In the article "Russian ethnic history inferred from mitochondrial DNA diversity Irina Morozova et al." we find very interesting facts:
Being quite distant from the Finno-Ugric group, the Southern Russians consequently differ from the Northern Russians in their closeness to the Germanic group. This difference indicates that the Germanic people played a significant role in the development of the southern, but not the northern segment of the Russian gene pool. In general, the Germanic influence on the formation of the Russians is not as obvious as the impact of the Slavic, Baltic, and Finno-Ugric people. However, strong interactions between the Germanic and Slavic tribes have been found in archeological materials dating from the mid-first millennium B.C. to the early first millennium A.D. These interactions were the strongest on the northern coast of the Black Sea, in the area of the multiethnic Chernyakhov archeological culture (second to fifth centuries A.D.). In the second half of the first millennium A.D., the descendants of this culture colonized the southern regions of the historical Russian area (Sedov, 1994, 1995). However, there is no evidence in the historical literature of the interaction between the Germanic tribes and the Slavs (and later, the Russians) after the Slavic colonization of the East European Plain. Therefore, the Germanic influence could not have occurred after the early part of the first millennium A.D., which was before the eastward Slavic migration (Sedov, 1994, 1995). Apparently, the impact of the Germanic people on the Chernyakhov Slavs affected the gene pool of modern Southern Russians, consequently differentiating them from the Northern Russians (Fig. 6).
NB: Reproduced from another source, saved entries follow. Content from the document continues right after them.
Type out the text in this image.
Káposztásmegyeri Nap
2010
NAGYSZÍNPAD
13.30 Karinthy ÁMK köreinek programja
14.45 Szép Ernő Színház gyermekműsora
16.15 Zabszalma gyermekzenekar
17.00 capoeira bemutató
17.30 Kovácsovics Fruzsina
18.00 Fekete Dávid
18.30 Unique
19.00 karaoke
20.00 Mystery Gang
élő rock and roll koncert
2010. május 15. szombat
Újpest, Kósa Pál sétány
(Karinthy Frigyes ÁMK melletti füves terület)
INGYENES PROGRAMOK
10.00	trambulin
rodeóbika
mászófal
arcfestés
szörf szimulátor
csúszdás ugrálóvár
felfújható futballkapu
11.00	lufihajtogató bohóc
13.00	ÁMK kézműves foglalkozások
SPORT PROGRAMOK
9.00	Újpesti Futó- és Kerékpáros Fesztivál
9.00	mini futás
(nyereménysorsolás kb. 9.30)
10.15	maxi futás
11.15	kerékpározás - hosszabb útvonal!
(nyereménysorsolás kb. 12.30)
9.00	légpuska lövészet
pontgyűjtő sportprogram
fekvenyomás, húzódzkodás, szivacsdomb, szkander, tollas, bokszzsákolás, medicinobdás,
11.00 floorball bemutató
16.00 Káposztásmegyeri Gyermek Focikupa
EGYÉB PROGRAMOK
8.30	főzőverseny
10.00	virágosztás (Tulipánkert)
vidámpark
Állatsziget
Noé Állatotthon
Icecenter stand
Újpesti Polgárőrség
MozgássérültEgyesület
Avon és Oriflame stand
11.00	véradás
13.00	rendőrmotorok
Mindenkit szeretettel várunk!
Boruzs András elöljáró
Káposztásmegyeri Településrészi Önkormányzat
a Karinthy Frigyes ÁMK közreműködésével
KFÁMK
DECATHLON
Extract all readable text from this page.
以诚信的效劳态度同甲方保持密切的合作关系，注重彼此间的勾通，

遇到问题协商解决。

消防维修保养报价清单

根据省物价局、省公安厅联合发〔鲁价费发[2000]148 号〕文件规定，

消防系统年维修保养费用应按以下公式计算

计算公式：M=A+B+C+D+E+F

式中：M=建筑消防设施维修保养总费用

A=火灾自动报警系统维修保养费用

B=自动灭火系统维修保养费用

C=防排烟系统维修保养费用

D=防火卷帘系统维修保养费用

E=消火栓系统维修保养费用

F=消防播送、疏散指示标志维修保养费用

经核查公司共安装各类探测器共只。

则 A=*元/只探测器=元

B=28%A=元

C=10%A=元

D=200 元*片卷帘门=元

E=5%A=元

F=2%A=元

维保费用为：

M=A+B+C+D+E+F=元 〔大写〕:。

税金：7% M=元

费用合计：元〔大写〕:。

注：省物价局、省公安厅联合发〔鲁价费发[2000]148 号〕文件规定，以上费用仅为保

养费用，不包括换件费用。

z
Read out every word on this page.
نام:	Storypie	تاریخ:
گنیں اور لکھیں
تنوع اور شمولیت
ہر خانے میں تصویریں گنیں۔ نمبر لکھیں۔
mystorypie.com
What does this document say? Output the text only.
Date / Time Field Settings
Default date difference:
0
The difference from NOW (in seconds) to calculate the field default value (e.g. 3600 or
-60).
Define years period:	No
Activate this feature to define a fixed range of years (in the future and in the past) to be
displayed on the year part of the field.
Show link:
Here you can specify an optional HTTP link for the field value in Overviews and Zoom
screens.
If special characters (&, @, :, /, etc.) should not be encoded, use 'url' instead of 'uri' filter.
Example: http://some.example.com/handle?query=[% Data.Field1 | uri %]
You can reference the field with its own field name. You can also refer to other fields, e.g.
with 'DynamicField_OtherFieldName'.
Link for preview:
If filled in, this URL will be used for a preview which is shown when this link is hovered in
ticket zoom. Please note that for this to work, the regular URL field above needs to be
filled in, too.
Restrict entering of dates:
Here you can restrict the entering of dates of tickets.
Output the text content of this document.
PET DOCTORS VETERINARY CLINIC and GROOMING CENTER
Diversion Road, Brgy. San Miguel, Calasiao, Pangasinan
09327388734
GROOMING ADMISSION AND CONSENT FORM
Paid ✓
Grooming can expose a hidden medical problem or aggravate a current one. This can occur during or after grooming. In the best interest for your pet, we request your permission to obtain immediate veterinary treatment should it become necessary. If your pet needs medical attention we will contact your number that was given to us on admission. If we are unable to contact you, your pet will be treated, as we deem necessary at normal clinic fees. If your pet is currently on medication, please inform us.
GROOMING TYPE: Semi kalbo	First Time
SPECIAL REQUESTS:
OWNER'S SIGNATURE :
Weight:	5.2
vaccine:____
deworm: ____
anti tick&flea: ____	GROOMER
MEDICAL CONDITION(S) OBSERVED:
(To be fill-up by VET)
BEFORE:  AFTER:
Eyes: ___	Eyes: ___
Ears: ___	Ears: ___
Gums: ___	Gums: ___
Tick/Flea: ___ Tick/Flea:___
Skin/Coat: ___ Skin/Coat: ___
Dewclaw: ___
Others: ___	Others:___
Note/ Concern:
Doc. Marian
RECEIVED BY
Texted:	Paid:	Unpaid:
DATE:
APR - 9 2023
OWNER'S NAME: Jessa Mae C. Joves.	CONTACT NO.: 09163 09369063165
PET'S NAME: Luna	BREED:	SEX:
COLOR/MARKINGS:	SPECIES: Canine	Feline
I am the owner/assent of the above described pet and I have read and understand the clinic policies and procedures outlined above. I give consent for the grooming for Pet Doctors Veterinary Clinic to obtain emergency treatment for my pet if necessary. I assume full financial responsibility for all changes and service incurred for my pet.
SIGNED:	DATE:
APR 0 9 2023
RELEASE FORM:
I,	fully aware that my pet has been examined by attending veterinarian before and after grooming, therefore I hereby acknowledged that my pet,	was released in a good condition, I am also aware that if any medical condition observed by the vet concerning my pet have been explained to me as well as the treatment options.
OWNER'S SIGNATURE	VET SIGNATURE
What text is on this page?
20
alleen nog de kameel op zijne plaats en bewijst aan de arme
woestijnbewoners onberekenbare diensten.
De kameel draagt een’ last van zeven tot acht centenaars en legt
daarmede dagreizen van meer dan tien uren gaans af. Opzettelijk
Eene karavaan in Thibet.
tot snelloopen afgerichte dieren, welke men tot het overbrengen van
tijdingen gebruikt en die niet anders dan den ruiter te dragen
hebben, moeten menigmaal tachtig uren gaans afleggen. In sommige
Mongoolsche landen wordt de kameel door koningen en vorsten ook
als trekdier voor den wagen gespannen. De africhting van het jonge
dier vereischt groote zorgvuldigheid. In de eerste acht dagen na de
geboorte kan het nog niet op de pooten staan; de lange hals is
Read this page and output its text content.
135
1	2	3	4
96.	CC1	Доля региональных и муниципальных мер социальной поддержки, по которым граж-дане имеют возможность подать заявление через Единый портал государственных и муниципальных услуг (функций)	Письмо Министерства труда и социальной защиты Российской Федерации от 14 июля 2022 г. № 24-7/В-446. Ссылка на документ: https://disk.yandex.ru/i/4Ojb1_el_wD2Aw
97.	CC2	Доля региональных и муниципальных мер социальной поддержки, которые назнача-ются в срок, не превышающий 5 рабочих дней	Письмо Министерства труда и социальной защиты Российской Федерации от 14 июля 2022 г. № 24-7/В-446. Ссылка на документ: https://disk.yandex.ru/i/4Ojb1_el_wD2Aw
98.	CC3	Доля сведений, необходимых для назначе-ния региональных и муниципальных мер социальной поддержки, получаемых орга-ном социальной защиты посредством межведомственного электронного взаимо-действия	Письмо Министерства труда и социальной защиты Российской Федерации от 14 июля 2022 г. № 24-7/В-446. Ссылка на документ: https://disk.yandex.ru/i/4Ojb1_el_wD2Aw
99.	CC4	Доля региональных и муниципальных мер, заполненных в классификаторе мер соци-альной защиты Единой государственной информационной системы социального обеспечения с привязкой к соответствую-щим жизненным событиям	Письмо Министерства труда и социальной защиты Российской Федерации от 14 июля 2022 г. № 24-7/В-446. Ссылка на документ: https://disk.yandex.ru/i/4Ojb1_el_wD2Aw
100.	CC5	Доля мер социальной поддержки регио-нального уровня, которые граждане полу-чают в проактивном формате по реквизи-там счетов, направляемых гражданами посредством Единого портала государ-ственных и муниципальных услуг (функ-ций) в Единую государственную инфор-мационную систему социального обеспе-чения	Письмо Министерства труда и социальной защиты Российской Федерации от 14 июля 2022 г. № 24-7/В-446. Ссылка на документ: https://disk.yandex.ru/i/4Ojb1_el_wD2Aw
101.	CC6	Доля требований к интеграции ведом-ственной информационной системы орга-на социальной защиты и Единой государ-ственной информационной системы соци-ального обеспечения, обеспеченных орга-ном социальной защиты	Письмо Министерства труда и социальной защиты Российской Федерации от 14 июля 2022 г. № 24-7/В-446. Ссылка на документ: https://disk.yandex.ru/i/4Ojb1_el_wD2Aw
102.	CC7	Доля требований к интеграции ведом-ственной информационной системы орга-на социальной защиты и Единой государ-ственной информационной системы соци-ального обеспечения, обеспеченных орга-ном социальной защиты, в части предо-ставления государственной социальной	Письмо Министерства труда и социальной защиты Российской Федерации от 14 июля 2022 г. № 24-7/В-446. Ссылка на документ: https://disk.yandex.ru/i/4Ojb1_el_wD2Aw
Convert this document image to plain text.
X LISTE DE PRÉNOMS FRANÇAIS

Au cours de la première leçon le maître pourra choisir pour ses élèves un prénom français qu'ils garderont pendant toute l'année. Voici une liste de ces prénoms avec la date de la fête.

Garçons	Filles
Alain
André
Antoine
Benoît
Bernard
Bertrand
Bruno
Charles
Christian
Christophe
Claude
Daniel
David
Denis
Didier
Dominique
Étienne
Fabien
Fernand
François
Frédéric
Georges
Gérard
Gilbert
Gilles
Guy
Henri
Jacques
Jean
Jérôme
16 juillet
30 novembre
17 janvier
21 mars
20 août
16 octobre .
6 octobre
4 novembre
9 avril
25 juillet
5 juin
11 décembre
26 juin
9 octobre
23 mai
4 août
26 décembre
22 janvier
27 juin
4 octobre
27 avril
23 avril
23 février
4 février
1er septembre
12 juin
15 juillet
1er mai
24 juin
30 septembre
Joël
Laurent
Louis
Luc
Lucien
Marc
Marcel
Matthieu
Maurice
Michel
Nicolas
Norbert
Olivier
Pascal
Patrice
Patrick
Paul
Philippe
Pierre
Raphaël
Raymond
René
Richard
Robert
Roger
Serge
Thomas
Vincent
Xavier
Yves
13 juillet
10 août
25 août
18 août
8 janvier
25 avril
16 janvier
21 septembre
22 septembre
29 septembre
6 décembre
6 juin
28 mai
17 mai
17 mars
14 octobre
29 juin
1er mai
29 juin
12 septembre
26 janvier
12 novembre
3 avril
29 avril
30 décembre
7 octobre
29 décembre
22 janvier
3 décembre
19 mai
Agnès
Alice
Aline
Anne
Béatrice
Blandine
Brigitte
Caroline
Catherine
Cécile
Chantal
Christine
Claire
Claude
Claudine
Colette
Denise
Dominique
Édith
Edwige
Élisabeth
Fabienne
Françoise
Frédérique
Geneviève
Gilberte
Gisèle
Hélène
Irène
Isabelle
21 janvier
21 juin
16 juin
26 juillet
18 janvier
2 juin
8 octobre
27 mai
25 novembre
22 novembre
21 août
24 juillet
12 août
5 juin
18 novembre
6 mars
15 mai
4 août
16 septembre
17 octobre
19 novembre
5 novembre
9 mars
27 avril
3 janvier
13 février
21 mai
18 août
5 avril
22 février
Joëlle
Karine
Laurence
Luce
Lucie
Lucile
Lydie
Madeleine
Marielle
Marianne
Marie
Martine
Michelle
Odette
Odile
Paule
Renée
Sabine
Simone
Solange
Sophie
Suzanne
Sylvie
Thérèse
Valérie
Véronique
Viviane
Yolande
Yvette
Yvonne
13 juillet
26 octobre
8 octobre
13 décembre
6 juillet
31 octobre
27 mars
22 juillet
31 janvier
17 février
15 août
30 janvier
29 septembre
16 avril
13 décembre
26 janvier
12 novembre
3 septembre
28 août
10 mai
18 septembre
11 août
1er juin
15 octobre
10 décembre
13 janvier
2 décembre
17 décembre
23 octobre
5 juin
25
It is worth noting that the Ryazan region, though attributed to the central Russian group has a distinct attraction to the southern group, is clearly seen in Fig.5
Apparently this is another confirmation of the words of the historian Jordanes that the Gothic king took Ermanaric Oka river basin: “thiudos: Inaunxis Vasinabroncas Merens Mordens Imniscaris Rogas Tadzans Athaul Nauego Bubegenas Coldas”.